В погоне за Нечаевым (Кантор) - страница 95

и предлагает писать ему, но не иначе, как с приложением денег, по адресу, обозначенному на газете. Впоследствии оказалось, что он был и у Альберта Ришара и интриговал против Бакунина. После трехдневного посещения своего Нечаев исчез. Бакунин написал ему ругательное письмо.

Кроме этого, Ланкевич мне передал, что от Бакунина же он узнал, что от Нечаева могла быть польза лишь та, как от отчаянной головы, но что, в сущности, он оказался мерзавец. Когда Нечаев прибыл за границу, то выдал себя за эмиссара сорганизованных в России революционных кружков и в доказательство представлял полученные им с разных концов России письма; так точно, как выдавал себя в России за заграничного эмиссара. А между тем письма эти, как оказалось впоследствии, были подложны; Нечаев в России воспользовался разными конвертами, а письма сочинял сам. Объявив Бакунину и Огареву, что лиц, составляющих кружки, он назвать не в праве, он заверил их, что ему нужно только пробраться в Россию, и восстание вспыхнет. Они ему поверили и дали последние деньги фонда, береженного Герценом; в этом случае Герцен был обманут или, лучше сказать, м-ль Герцен, имевшая деньги в руках. Заручившись, таким образом, нравственным и материальным капиталом, Нечаев отправился в Россию, откуда возвратился с полною неудачею, жалуясь на измену, вынудившую его убить одного студента. В сущности же измены никакой не предвиделось, но Нечаеву для своего очищения нужно было убийство. По характеру своему Нечаев до того облекал все в тайну, что от него часто Бакунин и Огарев ничего не могли добиться. Известно им было только то, что корреспонденцию свою он отправлял в Россию через Болгарию и Букарест, где у него был какой-то приятель, бывший московский студент.

Вот те сведения, которые без прикрас передал мне Ланкевич, на основании им виденного и слышанного от Бакунина и Огарева.

Теперь приступаю к изложению хода дел после вторичного приезда моего в Лион.

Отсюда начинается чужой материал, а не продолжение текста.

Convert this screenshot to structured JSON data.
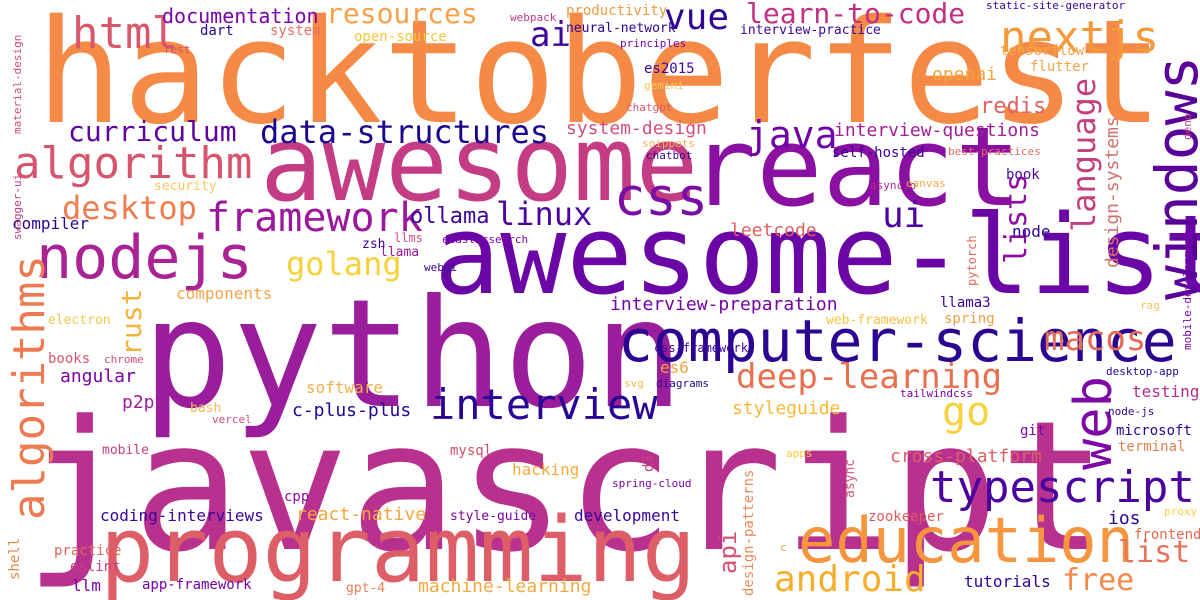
{
  "words": [
    {
      "text": "hacktoberfest",
      "color": "#f58a47",
      "rotate": false
    },
    {
      "text": "javascript",
      "color": "#b8318f",
      "rotate": false
    },
    {
      "text": "python",
      "color": "#9a1e9b",
      "rotate": false
    },
    {
      "text": "awesome-list",
      "color": "#6a05a6",
      "rotate": false
    },
    {
      "text": "awesome",
      "color": "#c43c84",
      "rotate": false
    },
    {
      "text": "react",
      "color": "#8a10a1",
      "rotate": false
    },
    {
      "text": "programming",
      "color": "#dd5e67",
      "rotate": false
    },
    {
      "text": "computer-science",
      "color": "#2b0592",
      "rotate": false
    },
    {
      "text": "windows",
      "color": "#5a0199",
      "rotate": true
    },
    {
      "text": "education",
      "color": "#f5953e",
      "rotate": false
    },
    {
      "text": "nodejs",
      "color": "#aa2395",
      "rotate": false
    },
    {
      "text": "typescript",
      "color": "#4a039e",
      "rotate": false
    },
    {
      "text": "algorithms",
      "color": "#ed7a51",
      "rotate": true
    },
    {
      "text": "algorithm",
      "color": "#d6556d",
      "rotate": false
    },
    {
      "text": "interview",
      "color": "#280594",
      "rotate": false
    },
    {
      "text": "css",
      "color": "#7a0ea4",
      "rotate": false
    },
    {
      "text": "web",
      "color": "#7d08a6",
      "rotate": true
    },
    {
      "text": "html",
      "color": "#d8576b",
      "rotate": false
    },
    {
      "text": "nextjs",
      "color": "#f49a3b",
      "rotate": false
    },
    {
      "text": "framework",
      "color": "#9b179e",
      "rotate": false
    },
    {
      "text": "data-structures",
      "color": "#1c068e",
      "rotate": false
    },
    {
      "text": "android",
      "color": "#f6ae2c",
      "rotate": false
    },
    {
      "text": "deep-learning",
      "color": "#e8704e",
      "rotate": false
    },
    {
      "text": "java",
      "color": "#6f00a8",
      "rotate": false
    },
    {
      "text": "macos",
      "color": "#e36c59",
      "rotate": false
    },
    {
      "text": "go",
      "color": "#f7d23d",
      "rotate": false
    },
    {
      "text": "language",
      "color": "#c5407e",
      "rotate": true
    },
    {
      "text": "desktop",
      "color": "#ee7d4f",
      "rotate": false
    },
    {
      "text": "ui",
      "color": "#4d02a2",
      "rotate": false
    },
    {
      "text": "curriculum",
      "color": "#5e049f",
      "rotate": false
    },
    {
      "text": "golang",
      "color": "#f8d13a",
      "rotate": false
    },
    {
      "text": "vue",
      "color": "#300595",
      "rotate": false
    },
    {
      "text": "learn-to-code",
      "color": "#c22f83",
      "rotate": false
    },
    {
      "text": "linux",
      "color": "#4c04a0",
      "rotate": false
    },
    {
      "text": "ai",
      "color": "#3e049c",
      "rotate": false
    },
    {
      "text": "resources",
      "color": "#f5a24a",
      "rotate": false
    },
    {
      "text": "free",
      "color": "#f48a48",
      "rotate": false
    },
    {
      "text": "list",
      "color": "#e8735a",
      "rotate": false
    },
    {
      "text": "lists",
      "color": "#8f0da4",
      "rotate": true
    },
    {
      "text": "rust",
      "color": "#f5b33a",
      "rotate": true
    },
    {
      "text": "api",
      "color": "#d6516d",
      "rotate": true
    },
    {
      "text": "documentation",
      "color": "#7b04a8",
      "rotate": false
    },
    {
      "text": "html",
      "color": "#d8576b",
      "rotate": false
    },
    {
      "text": "system-design",
      "color": "#d0517b",
      "rotate": false
    },
    {
      "text": "interview-questions",
      "color": "#a31d98",
      "rotate": false
    },
    {
      "text": "design-systems",
      "color": "#d2716c",
      "rotate": true
    },
    {
      "text": "ollama",
      "color": "#3b049a",
      "rotate": false
    },
    {
      "text": "interview-preparation",
      "color": "#7604a5",
      "rotate": false
    },
    {
      "text": "angular",
      "color": "#7c03a8",
      "rotate": false
    },
    {
      "text": "c-plus-plus",
      "color": "#1e068f",
      "rotate": false
    },
    {
      "text": "react-native",
      "color": "#f6a53c",
      "rotate": false
    },
    {
      "text": "machine-learning",
      "color": "#f4a93f",
      "rotate": false
    },
    {
      "text": "cross-platform",
      "color": "#dd5f66",
      "rotate": false
    },
    {
      "text": "coding-interviews",
      "color": "#3a049a",
      "rotate": false
    },
    {
      "text": "styleguide",
      "color": "#f5b836",
      "rotate": false
    },
    {
      "text": "leetcode",
      "color": "#de6164",
      "rotate": false
    },
    {
      "text": "components",
      "color": "#f3a44a",
      "rotate": false
    },
    {
      "text": "testing",
      "color": "#b42d8d",
      "rotate": false
    },
    {
      "text": "redis",
      "color": "#e06362",
      "rotate": false
    },
    {
      "text": "openai",
      "color": "#f1a53b",
      "rotate": false
    },
    {
      "text": "compiler",
      "color": "#2c0594",
      "rotate": false
    },
    {
      "text": "p2p",
      "color": "#9f1e9c",
      "rotate": false
    },
    {
      "text": "software",
      "color": "#f3b048",
      "rotate": false
    },
    {
      "text": "development",
      "color": "#3a049a",
      "rotate": false
    },
    {
      "text": "ios",
      "color": "#2f0596",
      "rotate": false
    },
    {
      "text": "frontend",
      "color": "#e5694c",
      "rotate": false
    },
    {
      "text": "tutorials",
      "color": "#2a0593",
      "rotate": false
    },
    {
      "text": "llm",
      "color": "#7a04a6",
      "rotate": false
    },
    {
      "text": "practice",
      "color": "#e0675c",
      "rotate": false
    },
    {
      "text": "eslint",
      "color": "#c93e86",
      "rotate": false
    },
    {
      "text": "shell",
      "color": "#e38b47",
      "rotate": true
    },
    {
      "text": "app-framework",
      "color": "#7602a6",
      "rotate": false
    },
    {
      "text": "gpt-4",
      "color": "#ec7f59",
      "rotate": false
    },
    {
      "text": "zookeeper",
      "color": "#e0595c",
      "rotate": false
    },
    {
      "text": "microsoft",
      "color": "#2a0593",
      "rotate": false
    },
    {
      "text": "git",
      "color": "#7a08a5",
      "rotate": false
    },
    {
      "text": "terminal",
      "color": "#e5824c",
      "rotate": false
    },
    {
      "text": "node-js",
      "color": "#2a0593",
      "rotate": false
    },
    {
      "text": "desktop-app",
      "color": "#220690",
      "rotate": false
    },
    {
      "text": "mobile-development",
      "color": "#7b06a6",
      "rotate": true
    },
    {
      "text": "proxy",
      "color": "#f7cb3e",
      "rotate": false
    },
    {
      "text": "rag",
      "color": "#f6c45d",
      "rotate": false
    },
    {
      "text": "deno",
      "color": "#c23f82",
      "rotate": true
    },
    {
      "text": "static-site-generator",
      "color": "#33059a",
      "rotate": false
    },
    {
      "text": "tensorflow",
      "color": "#f5a54c",
      "rotate": false
    },
    {
      "text": "flutter",
      "color": "#f4a449",
      "rotate": false
    },
    {
      "text": "book",
      "color": "#4a03a0",
      "rotate": false
    },
    {
      "text": "node",
      "color": "#2d0594",
      "rotate": false
    },
    {
      "text": "llama3",
      "color": "#3b049a",
      "rotate": false
    },
    {
      "text": "spring",
      "color": "#f69c45",
      "rotate": false
    },
    {
      "text": "web-framework",
      "color": "#f6c140",
      "rotate": false
    },
    {
      "text": "tailwindcss",
      "color": "#7a04a6",
      "rotate": false
    },
    {
      "text": "pytorch",
      "color": "#e06c5c",
      "rotate": true
    },
    {
      "text": "async",
      "color": "#d95974",
      "rotate": true
    },
    {
      "text": "spring-cloud",
      "color": "#7d03a7",
      "rotate": false
    },
    {
      "text": "apps",
      "color": "#f6cc3a",
      "rotate": false
    },
    {
      "text": "design-patterns",
      "color": "#ec8956",
      "rotate": true
    },
    {
      "text": "c",
      "color": "#f29e52",
      "rotate": false
    },
    {
      "text": "d3",
      "color": "#c9417b",
      "rotate": true
    },
    {
      "text": "hacking",
      "color": "#f6ab3c",
      "rotate": false
    },
    {
      "text": "mysql",
      "color": "#d05071",
      "rotate": false
    },
    {
      "text": "es6",
      "color": "#f6a244",
      "rotate": false
    },
    {
      "text": "diagrams",
      "color": "#2a0593",
      "rotate": false
    },
    {
      "text": "svg",
      "color": "#f5bb4d",
      "rotate": false
    },
    {
      "text": "chrome",
      "color": "#d24b77",
      "rotate": false
    },
    {
      "text": "books",
      "color": "#d9556f",
      "rotate": false
    },
    {
      "text": "electron",
      "color": "#f6c54a",
      "rotate": false
    },
    {
      "text": "cpp",
      "color": "#8e0ea1",
      "rotate": false
    },
    {
      "text": "bash",
      "color": "#f4b95a",
      "rotate": false
    },
    {
      "text": "vercel",
      "color": "#d34d71",
      "rotate": false
    },
    {
      "text": "mobile",
      "color": "#c33e83",
      "rotate": false
    },
    {
      "text": "style-guide",
      "color": "#7a04a6",
      "rotate": false
    },
    {
      "text": "css-framework",
      "color": "#3b049a",
      "rotate": false
    },
    {
      "text": "webui",
      "color": "#3a049a",
      "rotate": false
    },
    {
      "text": "llama",
      "color": "#9a189e",
      "rotate": false
    },
    {
      "text": "llms",
      "color": "#d0517c",
      "rotate": false
    },
    {
      "text": "zsh",
      "color": "#3a049a",
      "rotate": false
    },
    {
      "text": "elasticsearch",
      "color": "#7c06a6",
      "rotate": false
    },
    {
      "text": "self-hosted",
      "color": "#3b049a",
      "rotate": false
    },
    {
      "text": "chatbot",
      "color": "#3a049a",
      "rotate": false
    },
    {
      "text": "asyncio",
      "color": "#b42891",
      "rotate": false
    },
    {
      "text": "canvas",
      "color": "#f6ab4c",
      "rotate": false
    },
    {
      "text": "best-practices",
      "color": "#e06c63",
      "rotate": false
    },
    {
      "text": "chatgpt",
      "color": "#d85a66",
      "rotate": false
    },
    {
      "text": "snippets",
      "color": "#f5b456",
      "rotate": false
    },
    {
      "text": "es2015",
      "color": "#3c049b",
      "rotate": false
    },
    {
      "text": "gemini",
      "color": "#f6c85a",
      "rotate": false
    },
    {
      "text": "principles",
      "color": "#7b04a6",
      "rotate": false
    },
    {
      "text": "neural-network",
      "color": "#2c0594",
      "rotate": false
    },
    {
      "text": "webpack",
      "color": "#c03a84",
      "rotate": false
    },
    {
      "text": "productivity",
      "color": "#f29a43",
      "rotate": false
    },
    {
      "text": "open-source",
      "color": "#f6c53a",
      "rotate": false
    },
    {
      "text": "system",
      "color": "#e27062",
      "rotate": false
    },
    {
      "text": "dart",
      "color": "#2a0593",
      "rotate": false
    },
    {
      "text": "rest",
      "color": "#d2506f",
      "rotate": false
    },
    {
      "text": "material-design",
      "color": "#d24d74",
      "rotate": true
    },
    {
      "text": "swagger-ui",
      "color": "#c14287",
      "rotate": true
    },
    {
      "text": "security",
      "color": "#f6c85a",
      "rotate": false
    },
    {
      "text": "interview-practice",
      "color": "#3a049a",
      "rotate": false
    }
  ]
}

В первый же день Ланкевич передал мне, что он со дня на день ждет Бакунина и не понимает причины его промедления, что правительство выпустило всех арестованных по делу 28 сентября с условием, чтобы они публично отказались от своего предприятия на будущее время, что они и сделали, выпустив прокламацию, но прокламация эта есть только обман, имевший целью прекращение возбужденного процесса. Так оно и сталось. 12 числа ночью было собрание тех же революционеров в sallе de la rotonde, и решено 13 числа утром возобновить беспорядки. В 5 час. утра действительно громадная толпа рабочих направилась с фортификационных работ на Ронский мост, занятый однако ж уже национальною гвардиею. Здесь произошла сильная свалка, кончившаяся, однако, без огня. Человек 25 было арестовано, но, благодаря ловкости национальной гвардии, 20 человек ушло. Ночью с 13 на 14 число новые толпы штурмовали квартиру префекта, но были рассеяны национальной гвардиею. Утром 14 числа в 4 часа, когда все еще спало, префект желал втихомолку осмотреть город, и это намерение едва не стоило ему жизни: в коридоре неизвестный человек в него выстрелил, но не попал и успел скрыться. Тем бы дело и окончилось и едва ли бы скоро об нем что-либо обстоятельное узнали, если бы префект в тот же день не расхаживал везде в сопровождении двух гвардейцев. В ту же ночь, т. е. с 14 на 15 число, начались аресты снова: забрали и больного Ланкевича, о чем я узнал утром 15 числа от m-me Palix, которую неотступно спрашивали адреса Бакунина и Бастелики (до этого последнего таки добрались и арестовали того же числа в Марселе). Она отговорилась незнанием, и ее отпустили: оказалось, что Бакунина ищут по декрету Гамбеты, но m-me Palix надеется, что Эскирос предупредит Бакунина.